Heavy rain swept through the area this morning ahead of a cold front which is currently tracking through the region. Bowling Green picked up just over a half inch of rain last night through this morning with higher totals to the north and west. Flooding occurred in some of our far northern counties where torrential rain tracked over the same areas last night and early this morning. Over 6.5 inches of rain fell across Louisville within the past 24 hours. A few counties in far western Kentucky even saw a tornado warning issued with the round of storms that moved through yesterday evening. No damage has been reported with any of those storms.
The threat for severe weather will remain to the east of our area ahead of the cold front, but we will see only a few lingering showers for the rest of our Sunday. Clouds will persist through the evening.
The rain chances will continue to diminish as we head into the evening hours with clearing overnight.
After a warm start to October, a more seasonable pattern will begin to set in this week. Temperatures will find themselves on the chilly side as we head into our Monday morning. You won’t need that winter coat quite yet, but a jacket will be handy tomorrow, especially if your heading out before 10am. The sun will be out again tomorrow, but temperatures will only reach the mid 60s. Temperatures will again dip into the mid 40s for Tuesday morning and will climb to around 70 degrees by mid afternoon. Temperatures will remain fairly seasonable for the rest of the week with minimal chances for rain over the next five days.
It’s Fall and that means the leaves are changing! Here is a map from The Weather channel breaking down the time of peak foliage for the area. Bowling Green’s foliage peaks around late October.
So what causes the leaves to change color? Plants use glucose as a building block for growing. The plant turns water and carbon dioxide into oxygen and sugar through a process called photosynthesis which means (putting together with light). The chemical called chlorophyll is what gives the plants their green color. During the winter there is not enough daylight or water for photosynthesis. This means the trees must rest and live off the food stored up during the summer. They begin to shut down the food making process, which results in the disappearing of the chlorophyll. As the green color fades, we begin to see the yellow and orange colors (which have been in the leaves all along).
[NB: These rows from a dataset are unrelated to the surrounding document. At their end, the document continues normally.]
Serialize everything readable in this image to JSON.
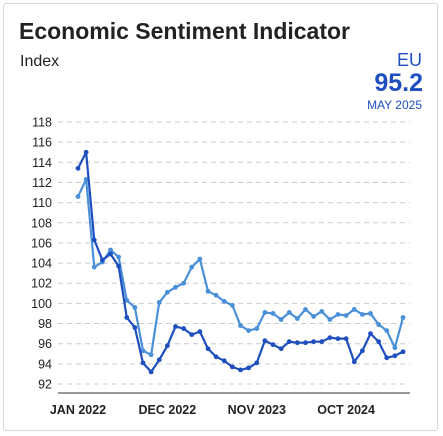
{
  "header": {
    "title": "Economic Sentiment Indicator",
    "unit": "Index",
    "region": "EU",
    "latest_value": "95.2",
    "latest_date": "MAY 2025"
  },
  "colors": {
    "dark_series": "#1f4fbf",
    "light_series": "#4a90d9",
    "text": "#222222",
    "grid": "#cccccc"
  },
  "chart_data": {
    "type": "line",
    "title": "Economic Sentiment Indicator",
    "ylabel": "Index",
    "xlabel": "",
    "ylim": [
      92,
      118
    ],
    "yticks": [
      92,
      94,
      96,
      98,
      100,
      102,
      104,
      106,
      108,
      110,
      112,
      114,
      116,
      118
    ],
    "x_tick_labels": [
      {
        "label": "JAN 2022",
        "index": 0
      },
      {
        "label": "DEC 2022",
        "index": 11
      },
      {
        "label": "NOV 2023",
        "index": 22
      },
      {
        "label": "OCT 2024",
        "index": 33
      }
    ],
    "x": [
      "2022-01",
      "2022-02",
      "2022-03",
      "2022-04",
      "2022-05",
      "2022-06",
      "2022-07",
      "2022-08",
      "2022-09",
      "2022-10",
      "2022-11",
      "2022-12",
      "2023-01",
      "2023-02",
      "2023-03",
      "2023-04",
      "2023-05",
      "2023-06",
      "2023-07",
      "2023-08",
      "2023-09",
      "2023-10",
      "2023-11",
      "2023-12",
      "2024-01",
      "2024-02",
      "2024-03",
      "2024-04",
      "2024-05",
      "2024-06",
      "2024-07",
      "2024-08",
      "2024-09",
      "2024-10",
      "2024-11",
      "2024-12",
      "2025-01",
      "2025-02",
      "2025-03",
      "2025-04",
      "2025-05"
    ],
    "grid": true,
    "series": [
      {
        "color": "#1f4fbf",
        "values": [
          113.4,
          115.0,
          106.3,
          104.3,
          104.9,
          103.7,
          98.6,
          97.6,
          94.1,
          93.2,
          94.4,
          95.8,
          97.7,
          97.5,
          96.9,
          97.2,
          95.5,
          94.7,
          94.3,
          93.7,
          93.4,
          93.6,
          94.1,
          96.3,
          95.9,
          95.5,
          96.2,
          96.1,
          96.1,
          96.2,
          96.2,
          96.6,
          96.5,
          96.5,
          94.2,
          95.3,
          97.0,
          96.2,
          94.6,
          94.8,
          95.2
        ]
      },
      {
        "color": "#4a90d9",
        "values": [
          110.6,
          112.3,
          103.6,
          104.1,
          105.3,
          104.6,
          100.3,
          99.6,
          95.3,
          94.9,
          100.1,
          101.1,
          101.6,
          102.0,
          103.6,
          104.4,
          101.2,
          100.8,
          100.2,
          99.8,
          97.8,
          97.3,
          97.5,
          99.1,
          99.0,
          98.4,
          99.1,
          98.5,
          99.4,
          98.7,
          99.2,
          98.4,
          98.9,
          98.8,
          99.4,
          98.9,
          99.0,
          97.9,
          97.3,
          95.6,
          98.6
        ]
      }
    ]
  }
}
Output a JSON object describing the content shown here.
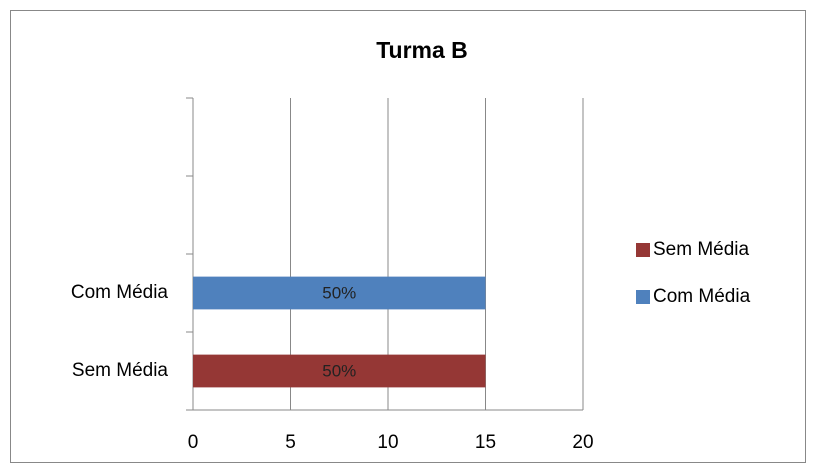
{
  "chart_data": {
    "type": "bar",
    "orientation": "horizontal",
    "title": "Turma B",
    "categories": [
      "Sem Média",
      "Com Média",
      null,
      null
    ],
    "series": [
      {
        "name": "Sem Média",
        "color": "#953735",
        "values": [
          15,
          null,
          null,
          null
        ],
        "value_labels": [
          "50%",
          null,
          null,
          null
        ]
      },
      {
        "name": "Com Média",
        "color": "#4f81bd",
        "values": [
          null,
          15,
          null,
          null
        ],
        "value_labels": [
          null,
          "50%",
          null,
          null
        ]
      }
    ],
    "xlim": [
      0,
      20
    ],
    "xticks": [
      0,
      5,
      10,
      15,
      20
    ],
    "grid": true,
    "legend": "right"
  }
}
The reason we can’t see these colors in the summer is because they are covered up by the vast amounts of green color.
Monday: Mostly sunny, with a high near 65. Northwest wind 3 to 8 mph.
Monday Night: Mostly clear, with a low around 45. Northwest wind around 5 mph becoming calm in the evening.
Tuesday: Sunny, with a high near 69. Calm wind becoming northeast around 6 mph in the morning.
Tuesday Night: Mostly clear, with a low around 47.
Wednesday: Sunny, with a high near 74.
Wednesday Night: Mostly clear, with a low around 53.
Thursday: Sunny, with a high near 75.
Thursday Night: Mostly clear, with a low around 52.
Friday: Mostly sunny, with a high near 76.
Friday Night: Mostly clear, with a low around 53.
Saturday: Mostly sunny, with a high near 78.